Temporary stops in the process
The Code of Civil Procedure of the Russian Federation and other norms provide for a specific scenario for a court hearing. Therefore, the judge sets a date and prepares his speech, starting from a certain time frame. Although you can find out in advance how much time is allocated for certain procedures, it is worth understanding that the legal procedure allows for minor deviations from the standards.

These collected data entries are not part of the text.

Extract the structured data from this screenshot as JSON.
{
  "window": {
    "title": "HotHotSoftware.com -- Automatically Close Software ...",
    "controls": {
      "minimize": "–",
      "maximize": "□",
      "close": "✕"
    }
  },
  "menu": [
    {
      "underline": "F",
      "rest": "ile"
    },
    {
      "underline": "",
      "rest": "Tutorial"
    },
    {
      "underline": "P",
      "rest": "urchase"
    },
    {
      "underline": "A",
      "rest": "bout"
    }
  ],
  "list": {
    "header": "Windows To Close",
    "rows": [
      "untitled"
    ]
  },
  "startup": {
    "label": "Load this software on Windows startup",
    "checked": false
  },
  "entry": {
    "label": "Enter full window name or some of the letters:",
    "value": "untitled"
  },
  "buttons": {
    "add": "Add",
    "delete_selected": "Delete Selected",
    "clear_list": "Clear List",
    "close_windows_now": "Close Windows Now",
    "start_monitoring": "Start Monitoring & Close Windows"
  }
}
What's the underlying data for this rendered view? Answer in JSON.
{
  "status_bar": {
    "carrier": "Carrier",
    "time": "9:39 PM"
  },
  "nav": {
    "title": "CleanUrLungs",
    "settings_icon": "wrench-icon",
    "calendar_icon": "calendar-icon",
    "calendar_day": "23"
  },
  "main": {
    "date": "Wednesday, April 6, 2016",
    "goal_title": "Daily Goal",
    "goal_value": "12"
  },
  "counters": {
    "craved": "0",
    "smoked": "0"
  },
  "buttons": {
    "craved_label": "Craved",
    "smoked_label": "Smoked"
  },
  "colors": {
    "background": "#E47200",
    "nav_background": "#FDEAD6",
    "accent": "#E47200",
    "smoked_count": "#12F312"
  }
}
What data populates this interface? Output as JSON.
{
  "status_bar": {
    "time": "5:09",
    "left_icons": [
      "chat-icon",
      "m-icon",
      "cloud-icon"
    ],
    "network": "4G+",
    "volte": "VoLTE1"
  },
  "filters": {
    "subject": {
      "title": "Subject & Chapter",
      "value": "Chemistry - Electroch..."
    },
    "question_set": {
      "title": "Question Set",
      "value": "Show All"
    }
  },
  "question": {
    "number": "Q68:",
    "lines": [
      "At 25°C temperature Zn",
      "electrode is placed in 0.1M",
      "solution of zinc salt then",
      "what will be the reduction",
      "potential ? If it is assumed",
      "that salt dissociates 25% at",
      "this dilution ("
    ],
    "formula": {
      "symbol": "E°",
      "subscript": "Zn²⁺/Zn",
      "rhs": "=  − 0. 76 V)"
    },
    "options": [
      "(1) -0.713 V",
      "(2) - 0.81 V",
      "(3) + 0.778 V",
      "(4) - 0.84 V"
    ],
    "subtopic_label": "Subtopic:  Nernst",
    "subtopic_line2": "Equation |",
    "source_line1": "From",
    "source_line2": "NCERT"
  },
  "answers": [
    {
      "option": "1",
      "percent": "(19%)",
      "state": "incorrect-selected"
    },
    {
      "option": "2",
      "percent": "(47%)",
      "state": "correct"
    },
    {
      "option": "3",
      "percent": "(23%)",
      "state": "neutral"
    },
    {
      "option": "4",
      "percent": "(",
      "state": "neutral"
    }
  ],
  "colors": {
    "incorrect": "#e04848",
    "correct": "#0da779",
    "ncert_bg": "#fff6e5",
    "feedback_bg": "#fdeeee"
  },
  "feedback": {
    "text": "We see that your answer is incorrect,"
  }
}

In some situations, the proceedings are interrupted. This may happen several times. But the law gives different definitions for such suspensions:
- break in the court session;
- adjournment, suspension of production.
What a break is is not clearly established in Russian law, nor is it specifically stated how long this period lasts. This concept is characterized by a short period of action. The law does not stipulate a single example when a judge can call a break. It is understood that this is done at the discretion of the arbitrator based on compelling reasons for rescheduling.
A break is also announced for the purpose of rest. In any case, the legal order implies that the court does not have the right to examine other cases at this time. The process then continues from the point where it was stopped.
When they talk about postponing a case, they mean that the minister of justice postpones the hearing to a later date, immediately naming a specific date. This is possible either by decision of an official or by application of one or another party. Whatever the reasons for the delay, no matter how long it lasts, it does not matter for the procedural deadlines. During such suspension, the court may continue to take actions necessary to render a fair decision and prepare the speech.
When a suspension of proceedings occurs, a temporary cessation of procedural activity is implied. However, the arbitrator may not set a hearing date or prepare his speech until certain circumstances arise. The law does not limit how long such a suspension lasts. In this case, procedural deadlines freeze. Such a break is allowed only if there are specific reasons established by Russian law.